Sometimes you need to take the thing you’ve been making, the thing that isn’t getting better by adding more parts or twisting the knobs, and smash it. The parts that survive are the strongest and they can be reused for something else. Many years ago I jumped out the window of a very tall Las Vegas hotel. I did not survive. But that was the point. It was the only way to rebuild and keep living.

So a week or so ago  I did mushrooms in order to receive the next set of instructions on how to undo what I had done. The metaphor was kind of funny and on point. During the trip, while I was in the bathroom, I pulled up my underwear. I saw the lettering on the waistband was inverted, as though in a mirror. A sticker that had been on one hand was now on the other. As I stood up I had the sensation of standing upside down on the ceiling. The quality of light had changed. I was on the other side of the glass. I went outside and looked at a new sky. And then the trains started running again and the winds started blowing. It comes in flashes now, a trip to the grocery store suddenly a challenging task of navigating pocket universes.

I was also given the next step in my instructions. At some point my fingers will turn into something that looks like a gun, a blue, glowing mystical barrel. I’m not sure what will happen, but I get the sense that part of me will die, like in Vegas, and I will move on with what is left. You’ve seen enough Doctor Who to know that these transitions are difficult but ultimately survivable. 😉

So that is what has been going on with me. I thought you should know. As for other recent developments that I have been processing, I’ve been of several minds.

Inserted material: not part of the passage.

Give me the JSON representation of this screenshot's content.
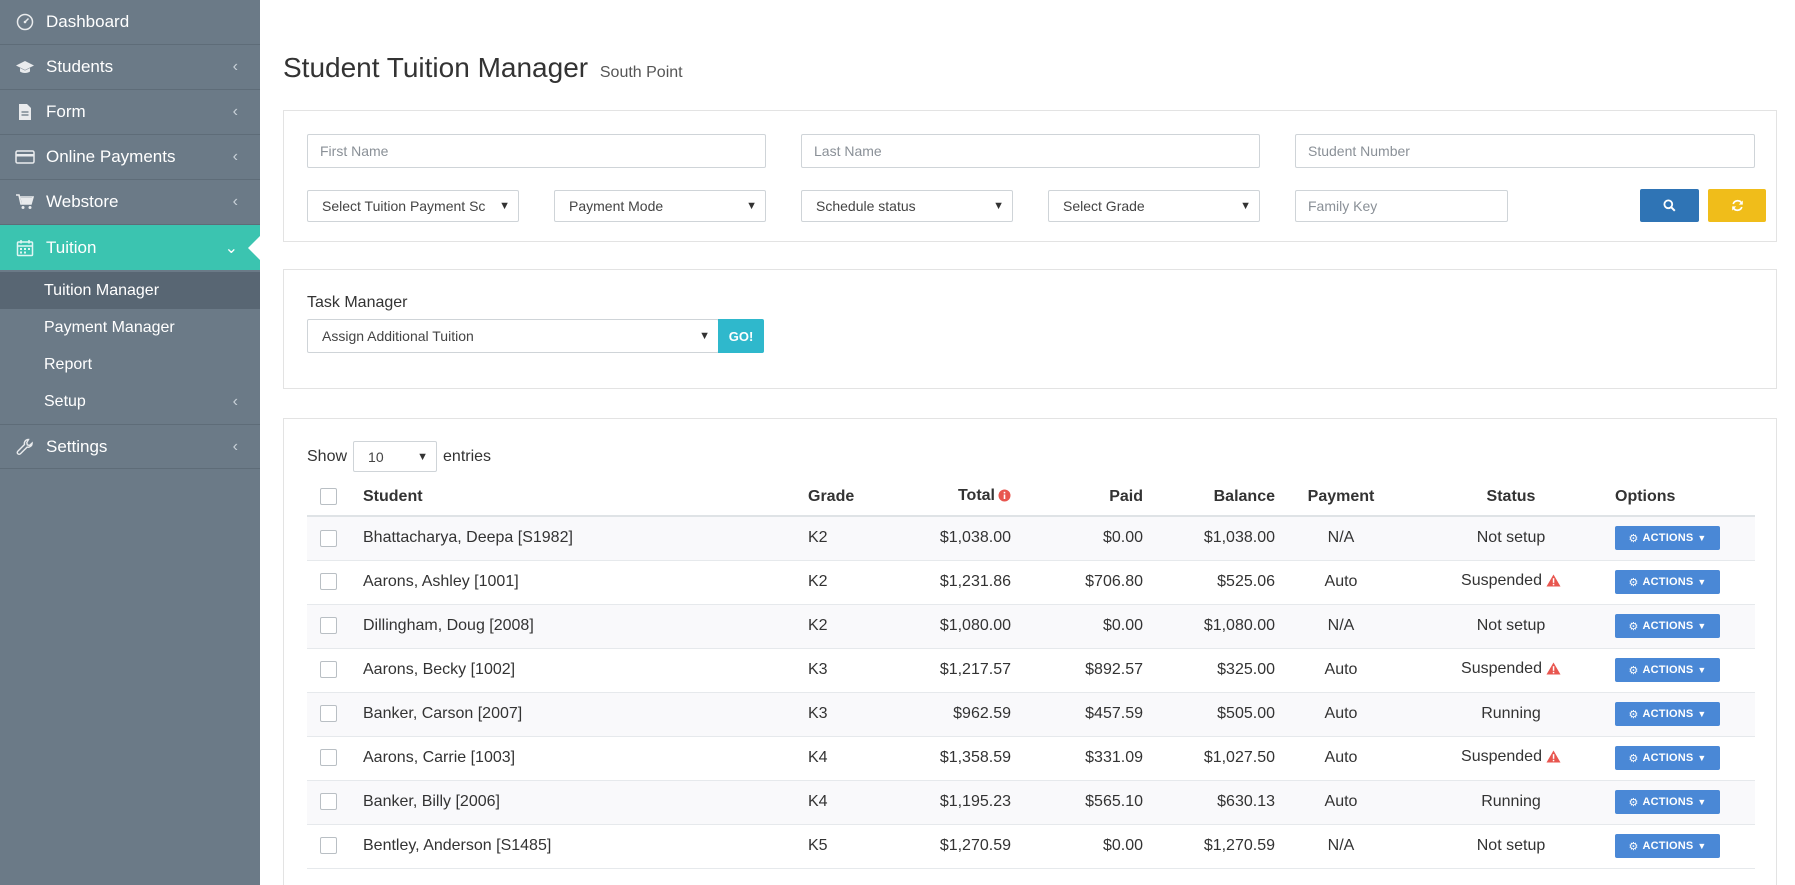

I am grateful for every moment and I know I cannot keep you. I want you in my life as long as possible, whatever shape that takes. Thank you for being so brave and generous as you share your life with me on this adventure. You have grown so much in the time I have known you and I like to think I contributed to your growth in some way. I really do want you to be happy and it would be selfish of me to put any sort of parameters on your happiness, even if that means you won’t always be with me.
When I think of you marrying someone else, I get so angry. It just shatters me. I had no plan for my life other than being with you. I feel like an idiot for facilitating this whole arrangement. I feel that so many people I have loved have just used me as a stepping stone to move on to some happier stage of their life. I’m never the one who is chosen. I am the one that gets left behind. It’s hard to always be the guy you were “happy to have known” and who helped make you a better person. I want to be with that better person, not have them go off with someone else.

I used to think that there was someone I was meant to be with, like a soulmate. If I was patient enough, I would encounter her. But maybe I’m not meant for anyone, or not just one person in particular. Maybe that is okay.

Come what may, know that I love you.